Here, Billy time-trips to a moment of vindication, giving a speech to a huge crowd about his time-tripping life. This moment feels less like a relived memory than a fantasy. After a jumbled lifetime of disconnection from everyone, Billy dreams of some measure of validation—just a simple acknowledgement of his experiences would be enough. Sadly, as Vonnegut later informs us, events like the Dresden bombing were concealed for years after the war.
What the Englishman said about survival was this: “If you stop taking pride in your appearance, you will very soon die.” He said that he had seen several men die in the following way: “They ceased to stand up straight, then ceased to shave or wash, then ceased to get out of bed, then ceased to talk, then died. There is much to be said for it: it is evidently a very easy and painless way to go.”

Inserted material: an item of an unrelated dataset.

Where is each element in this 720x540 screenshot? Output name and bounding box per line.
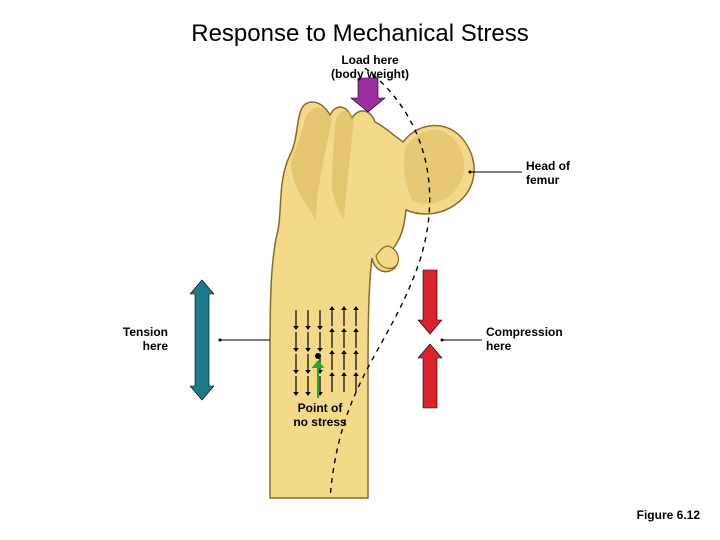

Billy and the other soldiers listen to a speech about how, without fulfilling human basic actions, such as caring for one’s appearance, a person eventually fades away to nothingness. While the Englishman’s connecting shaving and brushing one’s teeth to life-saving actions seems ridiculous, readers note that Billy has stopped doing much of anything and, in turn, has separated from human life. The Englishman’s speech emphasizes how essential small elements of discipline and routine can be.
Billy Pilgrim got onto a chartered airplane in Ilium twenty-five years after that. He knew it was going to crash, but he didn’t want to make a fool of himself by saying so.
The narrator describes when Billy time-trips to the moment of a horrific plane crash and chooses not to warn anybody. This scene speaks to the difficulty of living with a mental condition—the sense that one understands something that others do not, but the knowledge from past experience that even if one tries to explain, one will not be believed. Such a truth explains why Billy feels so passive and apathetic about his life.
[T]hey got up to discover the door was unlocked. World War Two in Europe was over. Billy and the rest wandered out onto the shady street. The trees were leafing out. There was nothing going on out there, no traffic of any kind. There was only one vehicle, an abandoned wagon drawn by two horses. The wagon was green and coffin-shaped. Birds were talking. One bird said to Billy Pilgrim, “Poo-tee-weet ?”
Here, Billy wanders through Dresden’s decimated streets in the wake of the war. World War Two ends with no fanfare. One moment, Billy hides for his life, and in the next moment, he freely walks the streets. At the end of everything, Billy is left with no answers or closure regarding the horrors he’s seen. After a massacre, only silence and the soft tweeting of birds remain.